GOCHUJANG GLAZE POWER BOWL
This Korean-inspired Gochujang Glaze Power Bowl offers bold flavour and plant-based nourishment in a single pan. This power bowl contain cubed tofu, tender broccoli and chewy rice cakes (tteok) are coated in savoury gochujang paste and roasted to create a dish that’s both hearty and packed with umami. With sesame oil enhancing the richness and fresh spring onions bringing a pop of brightness, every bite delivers contrast and comfort. Ideal for a weeknight dinner or meal prep, this recipe combines speed with satisfaction. It’s naturally vegan and gluten-free, perfect for those seeking both nutrition and taste. Whether you’re a tofu enthusiast or simply exploring Korean flavours, this is a warm and well-balanced meal that’s easy to prepare and rewarding.

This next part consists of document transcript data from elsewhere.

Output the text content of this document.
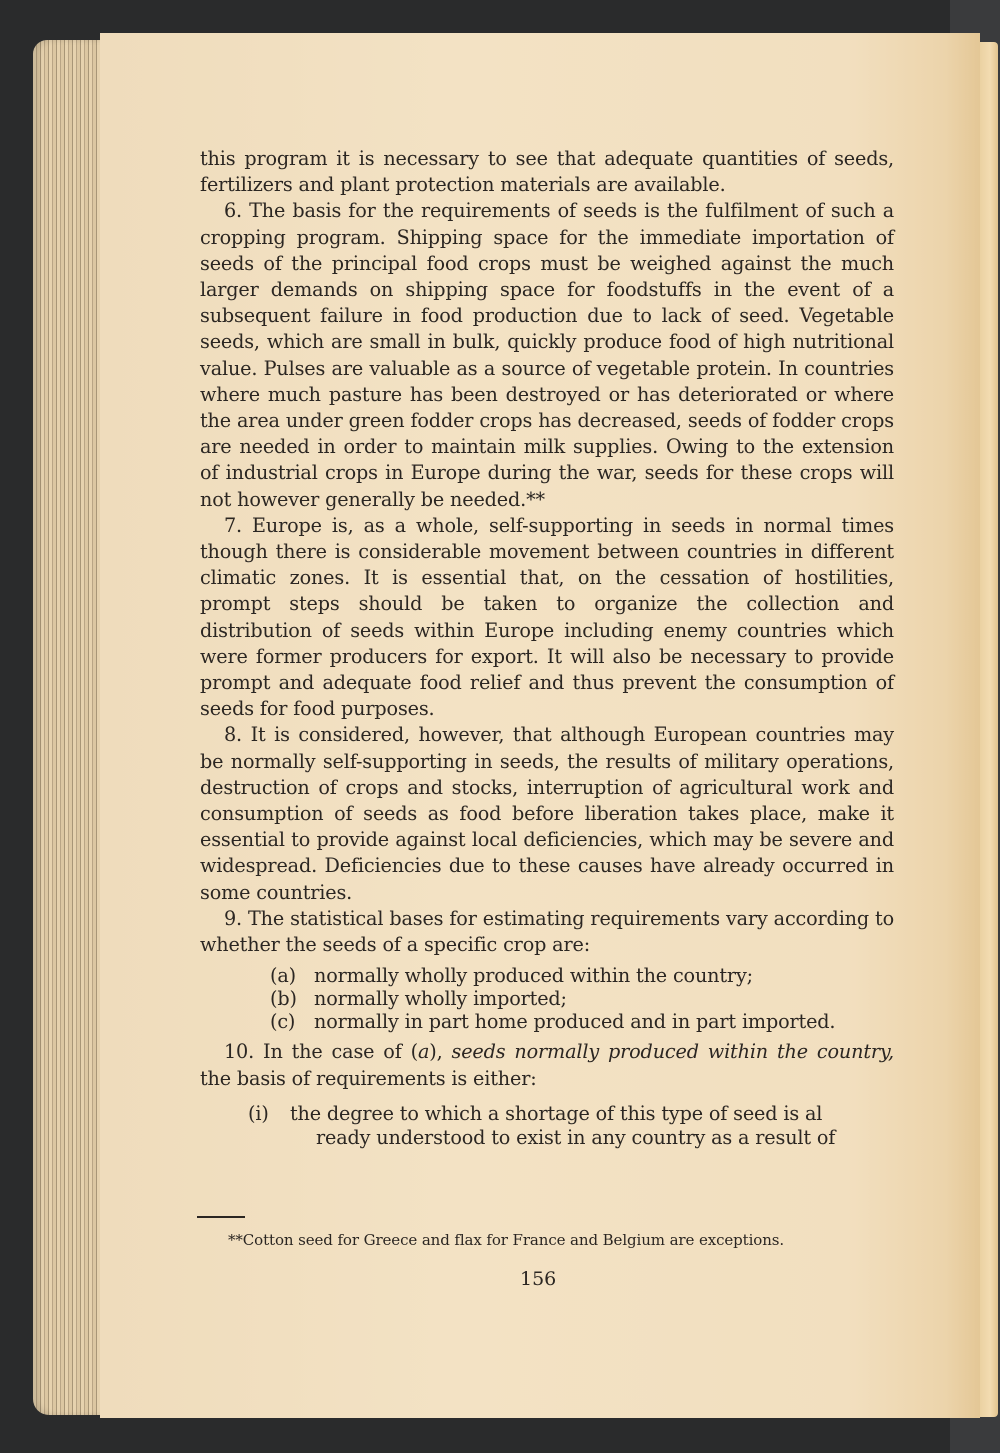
this program it is necessary to see that adequate quantities of seeds, fertilizers and plant protection materials are available.

6. The basis for the requirements of seeds is the fulfilment of such a cropping program. Shipping space for the immediate importation of seeds of the principal food crops must be weighed against the much larger demands on shipping space for foodstuffs in the event of a subsequent failure in food production due to lack of seed. Vegetable seeds, which are small in bulk, quickly produce food of high nutritional value. Pulses are valuable as a source of vegetable protein. In countries where much pasture has been destroyed or has deteriorated or where the area under green fodder crops has decreased, seeds of fodder crops are needed in order to maintain milk supplies. Owing to the extension of industrial crops in Europe during the war, seeds for these crops will not however generally be needed.**

7. Europe is, as a whole, self-supporting in seeds in normal times though there is considerable movement between countries in different climatic zones. It is essential that, on the cessation of hostilities, prompt steps should be taken to organize the collection and distribution of seeds within Europe including enemy countries which were former producers for export. It will also be necessary to provide prompt and adequate food relief and thus prevent the consumption of seeds for food purposes.

8. It is considered, however, that although European countries may be normally self-supporting in seeds, the results of military operations, destruction of crops and stocks, interruption of agricultural work and consumption of seeds as food before liberation takes place, make it essential to provide against local deficiencies, which may be severe and widespread. Deficiencies due to these causes have already occurred in some countries.

9. The statistical bases for estimating requirements vary according to whether the seeds of a specific crop are:

(a) normally wholly produced within the country;
(b) normally wholly imported;
(c) normally in part home produced and in part imported.

10. In the case of (a), seeds normally produced within the country, the basis of requirements is either:

(i)	the degree to which a shortage of this type of seed is al
ready understood to exist in any country as a result of
**Cotton seed for Greece and flax for France and Belgium are exceptions.
156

Serve it on its own or pair with a side of steamed rice or pickled radish for a complete Korean-style plate that satisfies every craving.
RECIPE CATEGORY
Dinner
SERVING SIZE
1
CUISINE
Korean
PREPARATION/TECHNIQUES
Roast, Bake, One-Pot Wonders
OCCASION/HOLIDAY
Fall, Winter, Potluck, Picnic, Family Reunion
SPECIAL CONSIDERATION/DIETARY CONCERNS
Healthy, Vegan, Quick & Easy, Low Fat, Low/No Sugar, Wheat/Gluten-Free
DISH TYPE
Casserole / Gratin
INGREDIENTS
There are the following ingredients for Gochujang Glaze Power Bowl:
- 100g tofu, cubed
- ½ cup broccoli florets
- ¼ cup sliced Korean rice cakes (tteok)
- 1 teaspoon gochujang paste
- 1 teaspoon sesame oil
- Sprinkle of chopped spring onion
FULL NUTRITIONAL INFORMATION
- Calories: 154.6 kilocalories
- Fat: 9.2 grams
- Saturated Fat: 1.5 grams
- Carbohydrate: 9.7 grams
- Sugar: 3.2 grams
- Sodium: 239 milligrams
- Fibre: 2.1 grams
- Protein: 11 grams
- Calcium: 221.5 milligrams
- Iron: 2.0 milligrams
- Potassium: 281.9 milligrams
PREPARATION
These steps are followed for the preparation of Gochujang Glaze Power Bowl:
- Prepare The Tofu: Pat the tofu cubes dry with a clean towel to remove excess moisture. This helps them crisp better in the oven.
- Blanch The Rice Cakes: Bring a small pot of water to boil. Add the sliced rice cakes and blanch for 1 to 2 minutes until slightly softened and then drain.
- Preheat The Oven: Preheat your oven to 200°C (fan 180°C). Line a small baking tray with parchment paper.
- Combine The Ingredients: In a mixing bowl, toss the tofu, blanched rice cakes and broccoli with gochujang paste and sesame oil until everything is evenly coated.
- Spread On The Tray: Arrange the mixture in a single layer on the prepared baking tray, ensuring even spacing to promote roasting rather than steaming.
- Bake Until Golden: Roast for 20 to 25 minutes, turning halfway through, until the tofu is slightly crisp and the broccoli edges are lightly browned.
- Garnish And Serve: Sprinkle with freshly chopped spring onion just before serving for extra flavour and freshness.
PREP TIME
10 minutes
COOKING TIME
25 minutes
TIPS
- Best Texture: Use extra-firm tofu for best texture and press it in advance for 15 minutes to remove moisture.
- Heat Level Awareness: Gochujang paste varies in heat level, which starts with less and adjusts according to your spice tolerance.
- Non-Stick Preparation: Lightly oil your baking tray or use parchment to avoid sticking.
- Proper Thawing: If your rice cakes are frozen, soak them in warm water for 10 minutes before blanching.
- Waste Reduction: Add a few broccoli stems, sliced thin to avoid waste and add crunch.
VARIATIONS
- Vegetable Enhancement: Add sliced mushrooms or bell peppers for additional vegetables and nutrients.
- Protein Alternatives: Swap tofu for tempeh or seitan for a protein variation.
- Milder Flavour Option: Replace gochujang with miso paste and a splash of tamari for a milder flavour.
- Sweet-Spicy Addition: Add a drizzle of maple syrup or agave before baking for a sweet-spicy balance.
- Fiber Boost: Stir through some cooked quinoa or brown rice after baking for added fibre and satiety.
PREPPING AND STORAGE
- Leftover Storage: Store leftovers in an airtight container in the fridge for up to 3 days.
- Reheating Methods: Reheat in the oven at 180°C for 10 minutes or microwave until warmed through.
- Softening Tip: The rice cakes may harden when cold and sprinkle a few drops of water over them before reheating to help soften.
- Freezing Advisory: Not suitable for freezing due to the texture changes in rice cakes and tofu.